As little as I know about the TV business, apparently my friends know even less. I am still getting texts asking what time they need to set their DVRs. So, here, an explanation, courtesy of TVLine.com:

When a network orders (or “picks up”) a pilot, they’re asking its writers/producers/studio to cast and produce a very close facsimile of what their series’ first episode will look like. Each pilot is reviewed by network brass, and then typically put into testing before a decision is made on whether it will land on the schedule (for fall or midseason).

That’s what happens next. We shoot the pilot. And only the pilot. Which will only ever air if the network sends it to series.

Meantime, there’s lots to do. First we cast and hire actors, a director, and many other people whose functions I still have to learn. We started talking lead actors a while ago, and the discussions always made me giggle. It’s weird to think of someone famous playing a role named after my dad.

On my end, I need to cut ten pages from my script. Ten pages! A producer from CBS’s THE GOOD WIFE was kind enough to clock my script for us, and that’s what we need to bring it in on time.

So here I sit in my attic office in freezing-cold New Jersey (19 degrees!), fussing with my script, nipping here, tucking there. Just like I’ve been doing these past few years, writing in cozy obscurity. Hollywood (82 degrees!) seems very far away—and a significant part of me wants to keep it that way. But change, it’s a-coming.

The difference between selling a TV pilot and selling a novel

…is that one will eventually see the light of day.
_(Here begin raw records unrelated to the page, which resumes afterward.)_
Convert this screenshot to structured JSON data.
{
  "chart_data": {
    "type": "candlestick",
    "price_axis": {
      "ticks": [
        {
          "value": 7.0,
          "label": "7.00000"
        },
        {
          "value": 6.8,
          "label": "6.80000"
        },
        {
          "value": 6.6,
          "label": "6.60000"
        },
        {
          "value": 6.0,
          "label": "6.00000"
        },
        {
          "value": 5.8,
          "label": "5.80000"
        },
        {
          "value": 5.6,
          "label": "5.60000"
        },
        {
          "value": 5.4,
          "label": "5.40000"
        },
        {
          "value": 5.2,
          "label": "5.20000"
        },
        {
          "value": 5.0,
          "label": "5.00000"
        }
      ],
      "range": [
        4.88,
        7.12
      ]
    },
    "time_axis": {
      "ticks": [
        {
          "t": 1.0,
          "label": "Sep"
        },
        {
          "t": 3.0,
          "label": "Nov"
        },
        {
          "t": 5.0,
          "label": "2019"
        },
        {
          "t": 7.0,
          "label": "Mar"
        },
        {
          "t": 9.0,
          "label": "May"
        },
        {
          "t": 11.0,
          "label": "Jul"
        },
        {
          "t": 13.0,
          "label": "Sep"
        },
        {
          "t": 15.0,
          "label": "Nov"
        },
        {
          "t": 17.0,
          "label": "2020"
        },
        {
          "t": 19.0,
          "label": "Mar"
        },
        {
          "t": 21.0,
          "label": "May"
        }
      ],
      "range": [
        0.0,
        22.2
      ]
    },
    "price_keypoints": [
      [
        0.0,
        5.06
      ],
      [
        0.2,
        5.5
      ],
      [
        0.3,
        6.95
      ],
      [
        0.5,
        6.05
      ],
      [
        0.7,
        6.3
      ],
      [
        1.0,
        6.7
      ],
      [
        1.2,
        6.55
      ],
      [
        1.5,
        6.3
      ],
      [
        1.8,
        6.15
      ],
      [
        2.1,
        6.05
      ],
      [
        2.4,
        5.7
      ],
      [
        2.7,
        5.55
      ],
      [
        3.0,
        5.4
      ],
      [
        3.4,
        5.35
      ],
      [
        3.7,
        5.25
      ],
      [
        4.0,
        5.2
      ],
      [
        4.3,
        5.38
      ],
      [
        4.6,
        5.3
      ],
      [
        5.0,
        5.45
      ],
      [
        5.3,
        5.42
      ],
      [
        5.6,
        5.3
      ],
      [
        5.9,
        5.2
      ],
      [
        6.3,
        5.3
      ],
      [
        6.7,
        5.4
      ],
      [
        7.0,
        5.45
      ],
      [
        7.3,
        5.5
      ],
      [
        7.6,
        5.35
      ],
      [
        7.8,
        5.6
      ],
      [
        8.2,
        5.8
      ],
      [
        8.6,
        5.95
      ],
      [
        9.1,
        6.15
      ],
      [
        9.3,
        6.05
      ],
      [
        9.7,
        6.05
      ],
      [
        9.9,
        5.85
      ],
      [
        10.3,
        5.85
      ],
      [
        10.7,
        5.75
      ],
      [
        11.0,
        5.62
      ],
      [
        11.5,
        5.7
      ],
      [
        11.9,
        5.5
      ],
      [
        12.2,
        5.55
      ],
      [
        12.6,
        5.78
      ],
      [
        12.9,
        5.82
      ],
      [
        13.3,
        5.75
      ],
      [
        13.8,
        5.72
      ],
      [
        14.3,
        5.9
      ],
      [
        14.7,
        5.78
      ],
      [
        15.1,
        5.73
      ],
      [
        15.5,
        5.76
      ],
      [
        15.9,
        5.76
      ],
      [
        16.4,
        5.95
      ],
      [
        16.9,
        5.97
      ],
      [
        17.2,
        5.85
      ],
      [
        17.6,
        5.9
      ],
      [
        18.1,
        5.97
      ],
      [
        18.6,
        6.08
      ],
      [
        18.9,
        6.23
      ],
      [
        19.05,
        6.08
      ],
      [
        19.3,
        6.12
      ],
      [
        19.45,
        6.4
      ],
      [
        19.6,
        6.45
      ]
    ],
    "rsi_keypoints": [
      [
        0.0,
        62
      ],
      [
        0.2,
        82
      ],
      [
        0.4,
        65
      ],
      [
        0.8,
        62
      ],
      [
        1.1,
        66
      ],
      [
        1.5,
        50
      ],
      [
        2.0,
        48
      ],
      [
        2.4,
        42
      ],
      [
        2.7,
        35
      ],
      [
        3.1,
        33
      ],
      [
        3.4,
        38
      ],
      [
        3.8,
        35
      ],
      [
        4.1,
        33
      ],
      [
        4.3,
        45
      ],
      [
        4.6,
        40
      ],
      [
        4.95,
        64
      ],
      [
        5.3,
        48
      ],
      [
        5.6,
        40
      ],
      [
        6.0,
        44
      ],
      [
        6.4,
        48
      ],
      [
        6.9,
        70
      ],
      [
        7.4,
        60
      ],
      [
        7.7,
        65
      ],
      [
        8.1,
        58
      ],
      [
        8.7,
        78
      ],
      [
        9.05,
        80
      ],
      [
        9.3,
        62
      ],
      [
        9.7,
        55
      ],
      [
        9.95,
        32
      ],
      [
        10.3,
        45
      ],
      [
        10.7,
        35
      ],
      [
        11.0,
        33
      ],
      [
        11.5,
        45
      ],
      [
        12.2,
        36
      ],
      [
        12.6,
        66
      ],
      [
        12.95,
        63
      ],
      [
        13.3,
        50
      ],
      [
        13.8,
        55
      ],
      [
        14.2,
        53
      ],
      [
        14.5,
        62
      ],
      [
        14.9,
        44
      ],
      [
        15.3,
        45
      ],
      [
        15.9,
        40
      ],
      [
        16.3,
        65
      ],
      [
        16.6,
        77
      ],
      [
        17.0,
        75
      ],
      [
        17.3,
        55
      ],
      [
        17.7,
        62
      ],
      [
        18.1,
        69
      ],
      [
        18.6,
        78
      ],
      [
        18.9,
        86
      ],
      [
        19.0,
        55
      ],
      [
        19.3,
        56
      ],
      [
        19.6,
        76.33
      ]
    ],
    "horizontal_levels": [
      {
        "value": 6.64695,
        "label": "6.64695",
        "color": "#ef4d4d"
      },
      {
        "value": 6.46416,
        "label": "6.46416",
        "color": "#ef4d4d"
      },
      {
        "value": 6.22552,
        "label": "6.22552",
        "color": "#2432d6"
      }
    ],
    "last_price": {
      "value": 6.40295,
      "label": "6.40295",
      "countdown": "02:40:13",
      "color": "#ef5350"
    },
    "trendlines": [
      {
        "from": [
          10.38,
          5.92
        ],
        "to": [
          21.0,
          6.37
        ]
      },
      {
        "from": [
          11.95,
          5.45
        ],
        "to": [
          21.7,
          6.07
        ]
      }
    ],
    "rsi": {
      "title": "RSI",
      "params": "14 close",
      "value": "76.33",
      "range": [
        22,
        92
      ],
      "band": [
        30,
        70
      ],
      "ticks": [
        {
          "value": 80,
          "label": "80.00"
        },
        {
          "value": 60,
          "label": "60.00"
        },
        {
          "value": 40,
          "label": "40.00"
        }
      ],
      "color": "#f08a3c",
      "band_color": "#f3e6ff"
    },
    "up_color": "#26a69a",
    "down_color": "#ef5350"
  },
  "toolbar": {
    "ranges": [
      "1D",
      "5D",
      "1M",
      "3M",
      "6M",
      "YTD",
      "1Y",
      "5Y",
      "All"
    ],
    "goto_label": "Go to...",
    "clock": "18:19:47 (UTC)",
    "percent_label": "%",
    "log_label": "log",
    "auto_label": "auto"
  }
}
The other may not. Ever.

Last year, for the first and maybe last time, I did both. I sold a novel to Penguin, and a TV pilot to CBS.

In both cases, the sale is only the end of the beginning of the process. You get paid, partially; the rest comes in increments, after you hand in the next draft, et cetera. You and your people edit the hell out of the thing. You prepare. You strategize. And you wait.
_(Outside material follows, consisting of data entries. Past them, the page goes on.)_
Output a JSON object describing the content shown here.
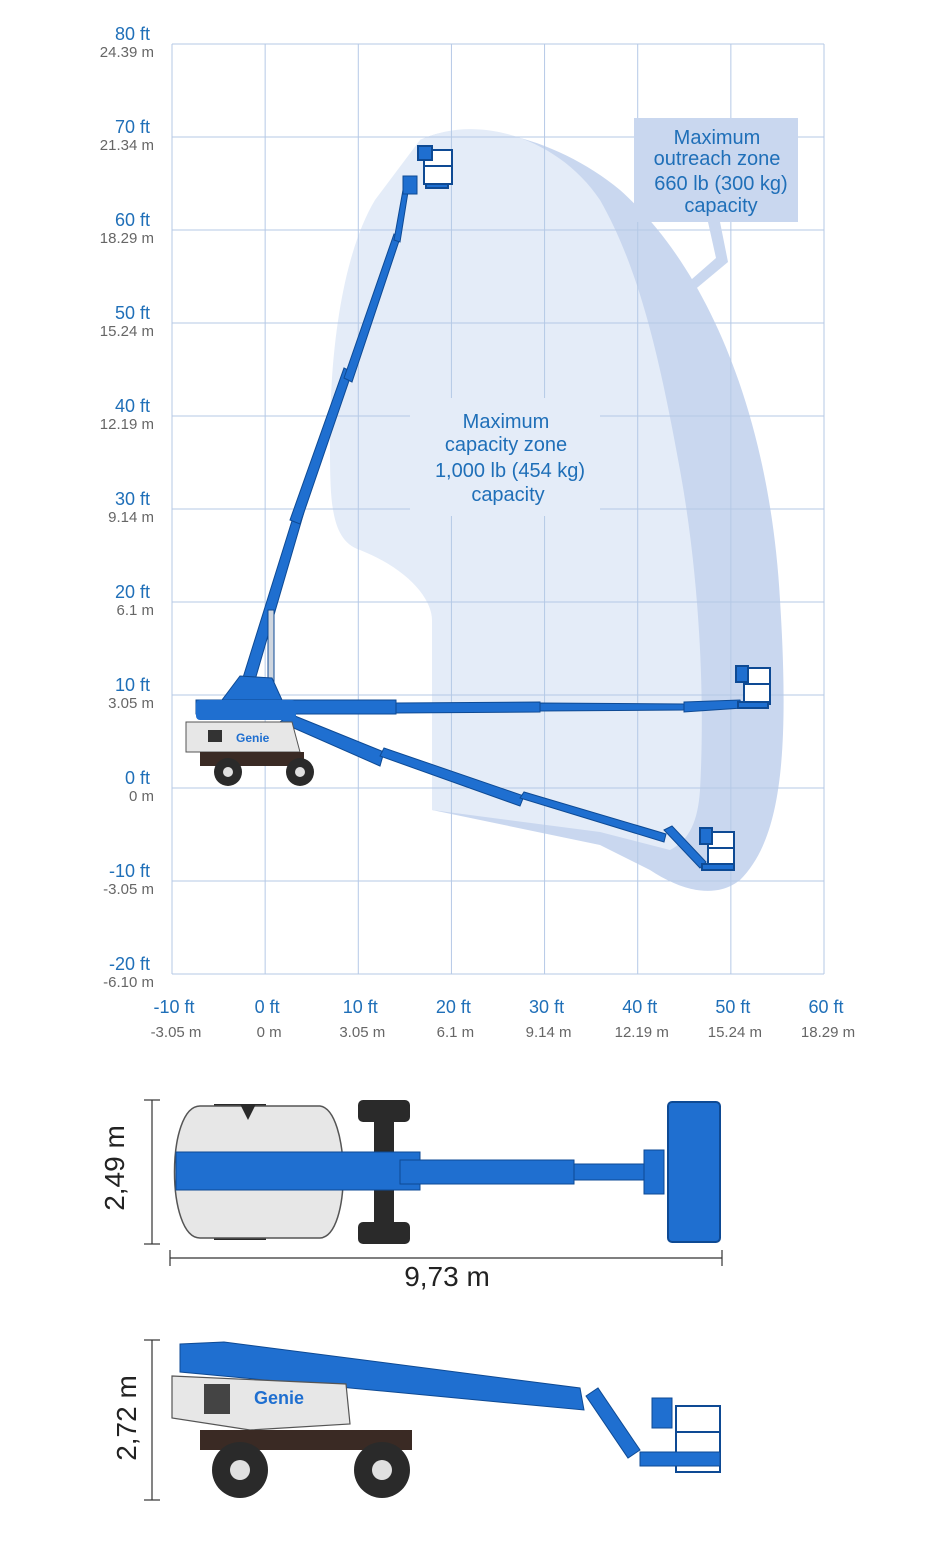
{
  "chart_data": {
    "type": "diagram",
    "y_ticks": [
      {
        "ft": "80 ft",
        "m": "24.39 m"
      },
      {
        "ft": "70 ft",
        "m": "21.34 m"
      },
      {
        "ft": "60 ft",
        "m": "18.29 m"
      },
      {
        "ft": "50 ft",
        "m": "15.24 m"
      },
      {
        "ft": "40 ft",
        "m": "12.19 m"
      },
      {
        "ft": "30 ft",
        "m": "9.14 m"
      },
      {
        "ft": "20 ft",
        "m": "6.1 m"
      },
      {
        "ft": "10 ft",
        "m": "3.05 m"
      },
      {
        "ft": "0 ft",
        "m": "0 m"
      },
      {
        "ft": "-10 ft",
        "m": "-3.05 m"
      },
      {
        "ft": "-20 ft",
        "m": "-6.10 m"
      }
    ],
    "x_ticks": [
      {
        "ft": "-10 ft",
        "m": "-3.05 m"
      },
      {
        "ft": "0 ft",
        "m": "0 m"
      },
      {
        "ft": "10 ft",
        "m": "3.05 m"
      },
      {
        "ft": "20 ft",
        "m": "6.1 m"
      },
      {
        "ft": "30 ft",
        "m": "9.14 m"
      },
      {
        "ft": "40 ft",
        "m": "12.19 m"
      },
      {
        "ft": "50 ft",
        "m": "15.24 m"
      },
      {
        "ft": "60 ft",
        "m": "18.29 m"
      }
    ],
    "x_range_ft": [
      -10,
      60
    ],
    "y_range_ft": [
      -20,
      80
    ],
    "grid": true,
    "zones": {
      "capacity": [
        "Maximum",
        "capacity zone",
        "1,000 lb (454 kg)",
        "capacity"
      ],
      "outreach": [
        "Maximum",
        "outreach zone",
        "660 lb (300 kg)",
        "capacity"
      ]
    },
    "boom_positions": [
      {
        "name": "high",
        "tip_ft": [
          17,
          67
        ]
      },
      {
        "name": "horizontal",
        "tip_ft": [
          51,
          10
        ]
      },
      {
        "name": "low",
        "tip_ft": [
          48,
          -7
        ]
      }
    ]
  },
  "dimensions": {
    "width": "2,49 m",
    "length": "9,73 m",
    "height": "2,72 m"
  },
  "branding": {
    "logo": "Genie"
  },
  "colors": {
    "boom": "#1f6fd0",
    "zone_light": "#e4ecf8",
    "zone_dark": "#c9d7ef",
    "grid": "#b5c9e6",
    "tick_ft": "#1f6fb8",
    "tick_m": "#666666",
    "chassis": "#3a2a24",
    "body": "#e7e7e7"
  }
}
In the case of my novel, “Pastors’ Wives” (pre-order now on Amazon!), we have a publication date: May 2013. Since we sold the manuscript in February 2012, it’s gone through two edits by my main editor, a copy edit, and something called a pass, which is kind of like a proof. We rejected two cover designs before we landed on one we loved. I begged other authors for blurbs. We’re currently circulating it among book bloggers and reviewers. Next week I meet with my agents, editors and publicists to devise an all-out marketing strategy.

And whatever happens, it will publish in May. If the only people who buy it are related to me by blood, it will still exist in the world.

Not so my pilot.

So far, the 66 pages I bled over have been read by under two dozen people: my manager, my agents, our producers, our studio execs, and our network execs. I made my husband read it. Also a very few people with expertise in my topic, for fact-checking purposes.

That’s it. And that may be it, ever.

In a couple of weeks, we’ll know if mine is among the seven or eight drama pilots CBS will decide to shoot, among the 60 or so it has bought this season. I mention this so you know my odds are loooong.

If it should happen to hit the jackpot, then, yes, many more people will read the script. And if it should happen to win the whole lotto and get sent to series, even the tiniest broadcast TV audience would dwarf a bestselling book’s.

And in the likely event it doesn’t? Then into the bin it goes. No chance of selling it elsewhere, as the studio now owns the rights. The Writer’s Guild stages readings of unproduced teleplays, but that would just be weird.

So here I send my two babies into 2013, their fortunes already set. I love them both. I hope they make it.